Il leur arrive quelquefois, évidemment, de se mêler à cet exercice, soit pour le faciliter, soit pour donner à l'Esprit quelques aliments, ou lui créer quelques difficultés, afin de rendre cette gymnastique intellectuelle plus profitable à celui qui la pratique ; mais, en général, l'homme qui cherche, quand il est livré à ses réflexions, agit presque toujours seul, sous l'œil vigilant de son Esprit protecteur, qui intervient si le cas est assez grave pour rendre son intervention nécessaire.

Ton père qui veille sur toi, et qui est heureux de te voir à peu près rétabli. (Le médium sortait d'une grave maladie.)

Louis Nivard.


Réclamation au journal La Marionnette

La Marionnette, nouveau journal de Lyon, avait publié l'article ci-après dans son numéro du 30 juin dernier :

« Nous signalons l'arrivée à Lyon du musée anthropologique et ethnologique de M. A. Neger, successeur de M. Th. Petersen.

Entre autres choses extraordinaires, on voit dans ce musée de cire :

1° une infortunée princesse de la côte de Coromandel qui, mariée à un grand chef de tribu, a eu l'infamie d'oublier ses devoirs conjugaux avec un Européen trop séduisant, et est morte à Londres d'une maladie de langueur ;

2° Des trichines vingt fois plus grosses que nature dans toutes les phases de leur existence, depuis la plus tendre enfance jusqu'à la plus extrême vieillesse ;

3° La célèbre Mexicaine Julia Pastrana morte en couches à Moscou en l'an de grâce 1860.

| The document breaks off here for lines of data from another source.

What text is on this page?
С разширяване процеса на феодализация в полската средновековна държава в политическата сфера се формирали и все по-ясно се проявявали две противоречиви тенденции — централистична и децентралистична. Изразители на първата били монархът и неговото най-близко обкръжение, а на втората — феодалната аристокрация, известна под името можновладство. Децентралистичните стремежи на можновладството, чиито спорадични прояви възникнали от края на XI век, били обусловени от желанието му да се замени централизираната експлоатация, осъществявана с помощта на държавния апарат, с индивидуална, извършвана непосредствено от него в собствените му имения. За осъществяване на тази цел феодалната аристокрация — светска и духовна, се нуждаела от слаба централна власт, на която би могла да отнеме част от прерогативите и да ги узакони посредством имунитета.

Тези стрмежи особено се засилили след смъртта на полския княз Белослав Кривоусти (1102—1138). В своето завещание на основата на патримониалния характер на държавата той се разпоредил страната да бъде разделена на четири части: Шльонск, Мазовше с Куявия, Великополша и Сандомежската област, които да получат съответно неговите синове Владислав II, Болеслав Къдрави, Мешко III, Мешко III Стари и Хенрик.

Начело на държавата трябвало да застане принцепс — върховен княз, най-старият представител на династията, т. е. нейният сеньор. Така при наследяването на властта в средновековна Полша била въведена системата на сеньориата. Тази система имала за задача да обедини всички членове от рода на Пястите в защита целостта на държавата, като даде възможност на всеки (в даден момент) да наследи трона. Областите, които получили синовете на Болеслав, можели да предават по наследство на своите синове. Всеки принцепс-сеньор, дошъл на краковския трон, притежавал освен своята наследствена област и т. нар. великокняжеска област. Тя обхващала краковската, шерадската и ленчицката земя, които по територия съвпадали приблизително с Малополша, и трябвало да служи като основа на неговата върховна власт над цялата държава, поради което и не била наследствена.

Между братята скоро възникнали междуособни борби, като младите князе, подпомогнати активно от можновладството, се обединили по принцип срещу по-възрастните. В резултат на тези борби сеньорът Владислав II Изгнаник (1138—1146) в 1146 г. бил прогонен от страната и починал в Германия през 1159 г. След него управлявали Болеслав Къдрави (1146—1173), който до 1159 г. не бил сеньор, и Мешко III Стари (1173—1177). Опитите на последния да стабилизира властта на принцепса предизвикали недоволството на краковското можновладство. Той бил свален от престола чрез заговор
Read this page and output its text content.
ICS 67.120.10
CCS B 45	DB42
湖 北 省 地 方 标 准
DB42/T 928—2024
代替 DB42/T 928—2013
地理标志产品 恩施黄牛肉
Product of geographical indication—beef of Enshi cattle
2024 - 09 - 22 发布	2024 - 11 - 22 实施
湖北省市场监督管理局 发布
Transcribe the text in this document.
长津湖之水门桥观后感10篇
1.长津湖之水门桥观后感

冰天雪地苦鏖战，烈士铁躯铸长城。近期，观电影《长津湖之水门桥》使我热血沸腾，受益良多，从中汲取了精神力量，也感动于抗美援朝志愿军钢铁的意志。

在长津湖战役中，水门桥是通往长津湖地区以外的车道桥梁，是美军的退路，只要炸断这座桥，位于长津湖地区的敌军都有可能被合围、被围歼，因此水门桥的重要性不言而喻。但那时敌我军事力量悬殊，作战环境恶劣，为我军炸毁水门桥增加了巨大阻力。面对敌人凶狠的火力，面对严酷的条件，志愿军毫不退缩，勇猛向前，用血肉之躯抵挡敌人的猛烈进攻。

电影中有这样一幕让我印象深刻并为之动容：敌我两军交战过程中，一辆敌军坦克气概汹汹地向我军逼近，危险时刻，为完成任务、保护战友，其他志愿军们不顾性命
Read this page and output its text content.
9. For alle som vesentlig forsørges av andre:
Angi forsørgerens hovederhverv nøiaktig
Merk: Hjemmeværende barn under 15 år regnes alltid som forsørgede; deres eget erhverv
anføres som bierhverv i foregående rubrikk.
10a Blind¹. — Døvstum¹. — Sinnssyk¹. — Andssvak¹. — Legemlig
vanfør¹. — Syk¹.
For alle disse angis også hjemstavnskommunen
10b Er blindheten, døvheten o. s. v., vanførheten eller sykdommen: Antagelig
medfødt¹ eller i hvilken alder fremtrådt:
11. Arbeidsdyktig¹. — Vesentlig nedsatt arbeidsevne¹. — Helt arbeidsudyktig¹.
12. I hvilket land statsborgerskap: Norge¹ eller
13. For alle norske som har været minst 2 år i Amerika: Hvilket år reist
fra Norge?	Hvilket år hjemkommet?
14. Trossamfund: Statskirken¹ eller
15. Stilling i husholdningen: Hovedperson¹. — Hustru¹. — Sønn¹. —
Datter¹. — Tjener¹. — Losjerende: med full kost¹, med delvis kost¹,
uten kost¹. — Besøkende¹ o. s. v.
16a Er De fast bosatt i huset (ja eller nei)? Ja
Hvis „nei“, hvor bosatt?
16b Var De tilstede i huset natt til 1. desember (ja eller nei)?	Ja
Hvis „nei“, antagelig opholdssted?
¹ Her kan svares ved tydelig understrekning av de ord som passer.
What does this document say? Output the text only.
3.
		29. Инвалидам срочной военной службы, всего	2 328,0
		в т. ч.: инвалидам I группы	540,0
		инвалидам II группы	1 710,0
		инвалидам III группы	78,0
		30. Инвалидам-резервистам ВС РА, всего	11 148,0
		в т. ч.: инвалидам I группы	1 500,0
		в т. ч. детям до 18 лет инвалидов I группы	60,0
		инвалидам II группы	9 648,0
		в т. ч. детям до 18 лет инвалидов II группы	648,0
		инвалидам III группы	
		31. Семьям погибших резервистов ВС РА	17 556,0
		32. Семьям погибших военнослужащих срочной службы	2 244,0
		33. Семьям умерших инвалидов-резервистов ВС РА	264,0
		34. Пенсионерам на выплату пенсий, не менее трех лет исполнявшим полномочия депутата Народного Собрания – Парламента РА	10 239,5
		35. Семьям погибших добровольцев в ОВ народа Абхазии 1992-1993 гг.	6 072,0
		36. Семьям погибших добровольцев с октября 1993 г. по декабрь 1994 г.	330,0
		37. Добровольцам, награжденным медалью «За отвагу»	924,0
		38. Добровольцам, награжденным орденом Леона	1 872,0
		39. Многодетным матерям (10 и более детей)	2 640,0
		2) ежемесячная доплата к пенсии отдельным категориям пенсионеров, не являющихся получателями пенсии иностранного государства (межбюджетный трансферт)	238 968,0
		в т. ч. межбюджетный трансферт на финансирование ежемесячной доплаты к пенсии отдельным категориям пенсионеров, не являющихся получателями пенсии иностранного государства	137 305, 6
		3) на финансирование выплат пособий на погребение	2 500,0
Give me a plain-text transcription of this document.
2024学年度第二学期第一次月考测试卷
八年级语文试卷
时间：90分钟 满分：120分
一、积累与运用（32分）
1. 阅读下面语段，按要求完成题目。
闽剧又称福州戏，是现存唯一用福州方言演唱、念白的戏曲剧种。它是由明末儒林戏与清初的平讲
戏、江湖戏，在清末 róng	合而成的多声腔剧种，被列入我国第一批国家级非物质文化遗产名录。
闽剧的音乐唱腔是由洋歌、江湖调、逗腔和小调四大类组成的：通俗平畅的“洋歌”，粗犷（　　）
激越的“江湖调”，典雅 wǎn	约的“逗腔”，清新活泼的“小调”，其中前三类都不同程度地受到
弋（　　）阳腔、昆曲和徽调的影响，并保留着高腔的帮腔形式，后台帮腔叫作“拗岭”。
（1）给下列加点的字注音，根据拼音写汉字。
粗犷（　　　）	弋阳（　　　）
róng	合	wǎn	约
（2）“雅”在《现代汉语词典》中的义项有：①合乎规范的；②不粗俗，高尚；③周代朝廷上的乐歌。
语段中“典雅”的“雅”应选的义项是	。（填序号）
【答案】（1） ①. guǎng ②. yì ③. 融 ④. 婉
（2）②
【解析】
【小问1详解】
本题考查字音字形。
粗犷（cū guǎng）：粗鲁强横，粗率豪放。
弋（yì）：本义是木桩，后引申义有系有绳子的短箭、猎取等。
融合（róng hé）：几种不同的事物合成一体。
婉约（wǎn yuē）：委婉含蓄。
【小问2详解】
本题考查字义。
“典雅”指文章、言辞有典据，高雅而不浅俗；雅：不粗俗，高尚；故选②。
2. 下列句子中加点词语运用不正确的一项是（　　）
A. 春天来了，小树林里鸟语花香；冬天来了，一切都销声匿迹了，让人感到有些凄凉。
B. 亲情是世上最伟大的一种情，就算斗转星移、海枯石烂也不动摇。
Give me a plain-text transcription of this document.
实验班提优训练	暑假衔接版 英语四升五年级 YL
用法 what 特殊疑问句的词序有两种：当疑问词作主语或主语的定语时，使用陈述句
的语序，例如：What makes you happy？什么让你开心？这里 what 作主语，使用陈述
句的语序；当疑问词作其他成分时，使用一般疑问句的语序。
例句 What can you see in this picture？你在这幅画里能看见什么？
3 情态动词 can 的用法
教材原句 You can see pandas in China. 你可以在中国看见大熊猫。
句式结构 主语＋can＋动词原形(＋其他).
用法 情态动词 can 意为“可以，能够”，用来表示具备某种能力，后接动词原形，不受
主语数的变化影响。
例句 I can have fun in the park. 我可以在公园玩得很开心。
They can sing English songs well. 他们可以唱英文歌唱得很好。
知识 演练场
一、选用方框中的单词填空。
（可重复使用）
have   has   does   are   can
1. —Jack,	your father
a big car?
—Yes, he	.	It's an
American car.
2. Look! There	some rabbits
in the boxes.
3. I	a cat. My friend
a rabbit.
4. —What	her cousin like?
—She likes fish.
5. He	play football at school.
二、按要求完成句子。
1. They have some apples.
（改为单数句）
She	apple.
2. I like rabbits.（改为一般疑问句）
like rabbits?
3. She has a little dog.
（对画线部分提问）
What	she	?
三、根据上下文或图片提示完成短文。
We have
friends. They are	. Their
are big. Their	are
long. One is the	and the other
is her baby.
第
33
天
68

Ce n'est pas sans un étonnement légitime que nous avons appris cette mort prématurée, – attendu qu'en 1865 Julia Pastrana se livrait à des exercices équestres dans un cirque dont les représentations se donnaient sur le cours Napoléon.

Comment une femme morte en 1860 peut-elle crever des ronds de papier en 1865 ? Cela fait rêver !

Allan Kardec. »


Ce numéro nous ayant été communiqué, nous avons adressé au directeur la réclamation suivante :

Monsieur,

On me communique le numéro 6 de votre journal, où se trouve un article signé : Allan Kardec. Je ne pense pas avoir d'homonyme ; dans tous les cas, comme je ne réponds que de ce que j'écris, je vous prie de vouloir bien insérer la présente lettre dans votre prochain numéro, afin d'informer vos lecteurs que M. Allan Kardec, l'auteur du Livre des Esprits, est étranger à l'article qui porte son nom, et qu'il n'autorise personne à s'en servir.

Recevez, monsieur, mes salutations empressées.

Allan Kardec.


Le directeur du journal nous a immédiatement répondu ce qui suit :

Monsieur,

Notre ami Acariâtre, auteur de l'article signé par méprise de votre nom, s'est déjà plaint de la maladresse du correcteur. Voici la phrase : Cela fait rêver Allan Kardec, allusion au Spiritisme. Les embellissements de Lyon sont tous signés Acariâtre. Dans notre prochain numéro, nous rectifierons cette méprise.

Recevez, monsieur, mes salutations empressées.

E. B. Labaume.


Nota. Ce journal paraît tous les dimanches, 5, cours Lafayette, à Lyon.